トランプ政権のグリーンランド領有問題:NATO同盟国への前代未聞の圧力

世界

2026年1月、トランプ米大統領がデンマーク自治領グリーンランドの領有に強い意欲を示し、国際社会に衝撃が走っています。軍事力行使も排除しないという発言は、NATO同盟国デンマークとの間に前例のない緊張を生み出しました。本記事では、グリーンランド問題の背景、トランプ政権の狙い、国際社会の反応について解説します。

グリーンランドとは

グリーンランドは北極圏に位置する世界最大の島で、面積は約217万平方キロメートル(日本の約6倍)、人口は約5万7,000人です。デンマーク王国の自治領として広範な自治権を持ち、天然資源の管轄権を含む内政権限は自治政府に移譲されています。一方、外交・防衛はデンマーク政府が管轄し、年間約634億円の補助金を交付しています(自治政府歳入の約56%)。

戦略的重要性

グリーンランドが注目される理由は主に3点です。第一に、軍事・安全保障上の要衝として、北極海と北大西洋の間に位置し、ミサイル早期警戒の拠点となっています。第二に、温暖化で北極海航路の実用化が近づき、その要衝としての価値が高まっています。第三に、レアアース(希土類)やウランなど豊富な天然資源が埋蔵されており、米地質調査所はレアアース埋蔵量を150万トン(未開発地域で世界最大規模)と推定しています。

トランプ政権の動き

トランプ大統領のグリーンランド取得構想は、第1次政権時の2019年に遡ります。当時デンマーク首相に「馬鹿げている」と一蹴されました。
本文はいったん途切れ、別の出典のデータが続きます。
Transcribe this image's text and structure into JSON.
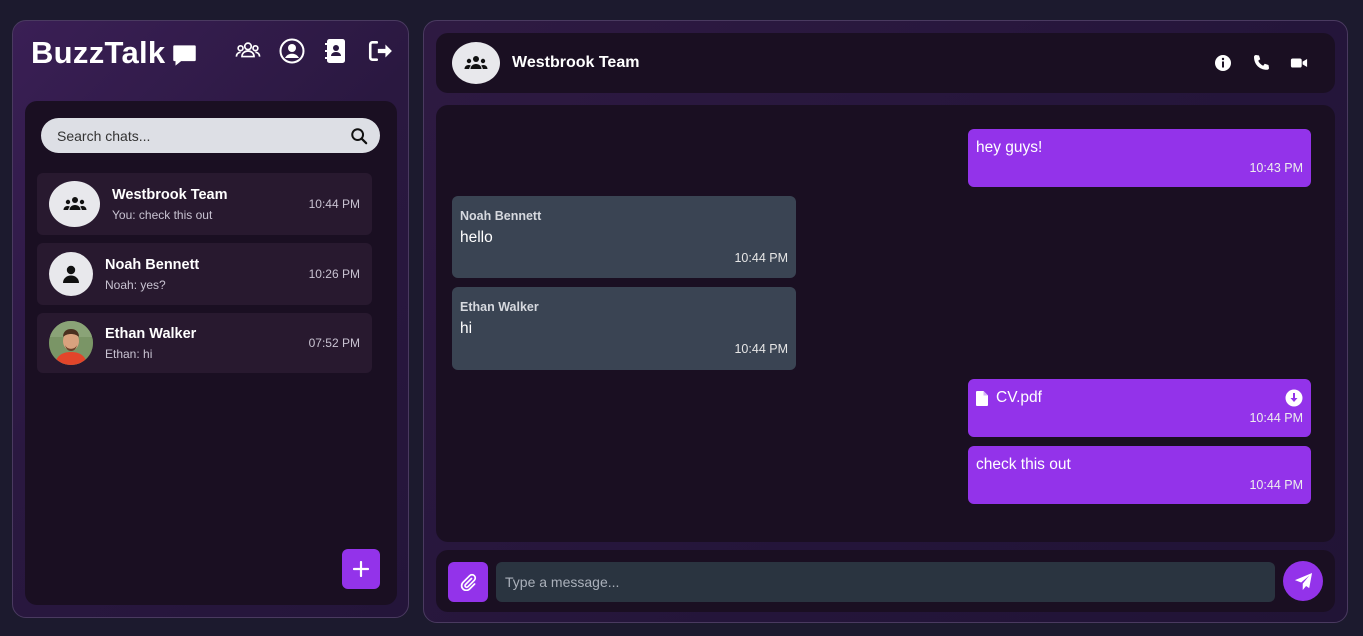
{
  "app": {
    "brand": "BuzzTalk"
  },
  "sidebar": {
    "top_icons": [
      "groups-icon",
      "user-circle-icon",
      "contacts-book-icon",
      "logout-icon"
    ],
    "search": {
      "placeholder": "Search chats..."
    },
    "chats": [
      {
        "name": "Westbrook Team",
        "last": "You: check this out",
        "time": "10:44 PM",
        "avatar": "group-icon"
      },
      {
        "name": "Noah Bennett",
        "last": "Noah: yes?",
        "time": "10:26 PM",
        "avatar": "user-icon"
      },
      {
        "name": "Ethan Walker",
        "last": "Ethan: hi",
        "time": "07:52 PM",
        "avatar": "photo"
      }
    ]
  },
  "conversation": {
    "title": "Westbrook Team",
    "header_icons": [
      "info-icon",
      "phone-icon",
      "video-icon"
    ],
    "messages": [
      {
        "direction": "out",
        "text": "hey guys!",
        "time": "10:43 PM"
      },
      {
        "direction": "in",
        "sender": "Noah Bennett",
        "text": "hello",
        "time": "10:44 PM"
      },
      {
        "direction": "in",
        "sender": "Ethan Walker",
        "text": "hi",
        "time": "10:44 PM"
      },
      {
        "direction": "out",
        "type": "file",
        "text": "CV.pdf",
        "time": "10:44 PM"
      },
      {
        "direction": "out",
        "text": "check this out",
        "time": "10:44 PM"
      }
    ],
    "composer": {
      "placeholder": "Type a message..."
    }
  },
  "colors": {
    "accent": "#9333ea",
    "panel": "#1a0f22",
    "incoming_bubble": "#3a4453",
    "background": "#1c1a2e"
  }
}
第2次政権では、2025年11月の「国家安全保障戦略」で「西半球」での米国覇権を目指す方針を打ち出し、グリーンランドをその範囲に含めました。2026年1月には発言が過熱し、「国家安全保障のためにグリーンランドが必要」(1月4日)、「米軍の活用も選択肢」(1月6日)、「所有権が必要」(1月9日)と発言。1月17日には領有に反対する欧州8カ国に追加関税(2月から10%、6月から25%)を発表しました。

トランプ政権の狙いは、対中ロ安全保障(北極圏でのロシア・中国の活動への警戒)、レアアース確保(中国依存からの脱却)、資源ビジネス(実業家からの働きかけ)の3点と見られています。

国際社会の反応

デンマーク・グリーンランドの反発

デンマークのフレデリクセン首相は「米国がNATO加盟国を攻撃すれば、NATOの終焉を意味する」と警告。グリーンランド首相も「もううんざりだ」と反発しました。世論調査では住民の85%が米国領有に反対しています。

欧州諸国の連帯

仏独伊など7カ国首脳は共同声明で米国を牽制。1月15日には独仏など4カ国がグリーンランドに軍要員を派遣し、デンマーク軍との合同演習を表明しました。

NATOへの影響

北大西洋条約第5条では、加盟国への攻撃は全体への攻撃とみなされます。米国がデンマークを攻撃すれば、理論上、他の加盟国は米国と対峙することになり、NATOは機能不全に陥ります。第2次大戦後の安全保障秩序の根幹が揺らぐ事態です。

おわりに

トランプ政権のグリーンランド領有構想は、国際法や主権原則への重大な挑戦です。デンマーク政府は「グリーンランドは売り物ではない」と明言し、住民も「デンマーク人にも米国人にもなりたくない」と訴えています。

同盟国への威圧は、NATOが守る「自己決定の原則」を損ないます。約5万7,000人の住民の意思がどれだけ尊重されるか——この問題は国際秩序の根幹に関わります。

2月の追加関税発動、グリーンランド政局、NATO内部の亀裂がどこまで深まるか。北極圏をめぐる国際情勢から目が離せない状況が続くでしょう。